None of the forensic experts who testified could definitively explain when and how Maggio’s DNA got on those items. But prosecutors contend that Maggio’s DNA ended up on those items when he strangled Eaton to death and cut her left forearm with the knife to make it seem as if she died by suicide.
Prosecutors did not present any eyewitnesses to the homicides or any witnesses who saw Maggio in Lockport at the time of the incident. They also did not present videos showing Maggio or his vehicle traveling in and out of Lockport at the time.
After prosecutors finished their case Wednesday, Clancy motioned for Bertani-Tomczak to dismiss all charges against Maggio, but especially those charges pertaining to Hazel. He argued that there was no DNA evidence tying Maggio to Hazel’s death.

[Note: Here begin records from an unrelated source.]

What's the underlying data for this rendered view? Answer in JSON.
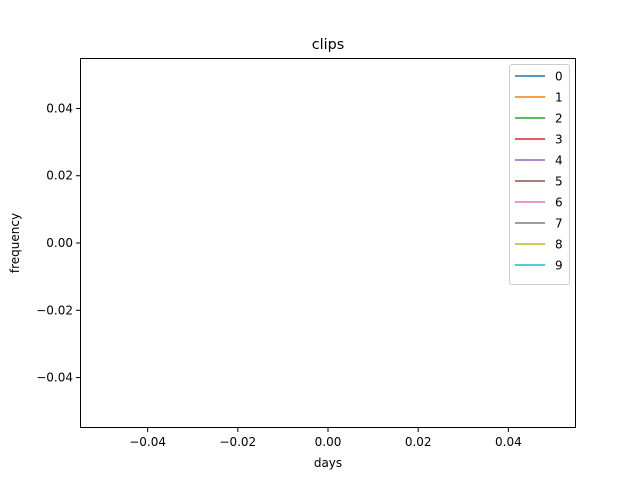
{
  "chart_data": {
    "type": "line",
    "title": "clips",
    "xlabel": "days",
    "ylabel": "frequency",
    "xlim": [
      -0.055,
      0.055
    ],
    "ylim": [
      -0.055,
      0.055
    ],
    "xticks": [
      -0.04,
      -0.02,
      0.0,
      0.02,
      0.04
    ],
    "xtick_labels": [
      "−0.04",
      "−0.02",
      "0.00",
      "0.02",
      "0.04"
    ],
    "yticks": [
      0.04,
      0.02,
      0.0,
      -0.02,
      -0.04
    ],
    "ytick_labels": [
      "0.04",
      "0.02",
      "0.00",
      "−0.02",
      "−0.04"
    ],
    "grid": false,
    "legend_position": "top-right",
    "series": [
      {
        "name": "0",
        "color": "#1f77b4",
        "x": [],
        "y": []
      },
      {
        "name": "1",
        "color": "#ff7f0e",
        "x": [],
        "y": []
      },
      {
        "name": "2",
        "color": "#2ca02c",
        "x": [],
        "y": []
      },
      {
        "name": "3",
        "color": "#d62728",
        "x": [],
        "y": []
      },
      {
        "name": "4",
        "color": "#9467bd",
        "x": [],
        "y": []
      },
      {
        "name": "5",
        "color": "#8c564b",
        "x": [],
        "y": []
      },
      {
        "name": "6",
        "color": "#e377c2",
        "x": [],
        "y": []
      },
      {
        "name": "7",
        "color": "#7f7f7f",
        "x": [],
        "y": []
      },
      {
        "name": "8",
        "color": "#bcbd22",
        "x": [],
        "y": []
      },
      {
        "name": "9",
        "color": "#17becf",
        "x": [],
        "y": []
      }
    ]
  }
}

Koch argued that based on the “totality of the circumstances” from the state’s evidence, the person who killed Eaton would’ve also killed Hazel.
Bertani-Tomczak denied Clancy’s motion.
The second-to-last witness called by prosecutors Wednesday was Donnie Crittle, who worked with Maggio at an Amazon facility four years ago in Joliet. Maggio had met Eaton at the facility, where she worked.
Crittle said he was on a smoke break with Maggio and several others. He said Maggio told Crittle that he would pay him $10,000 if he would make Eaton “disappear.”
“I took it as a joke,” Crittle said.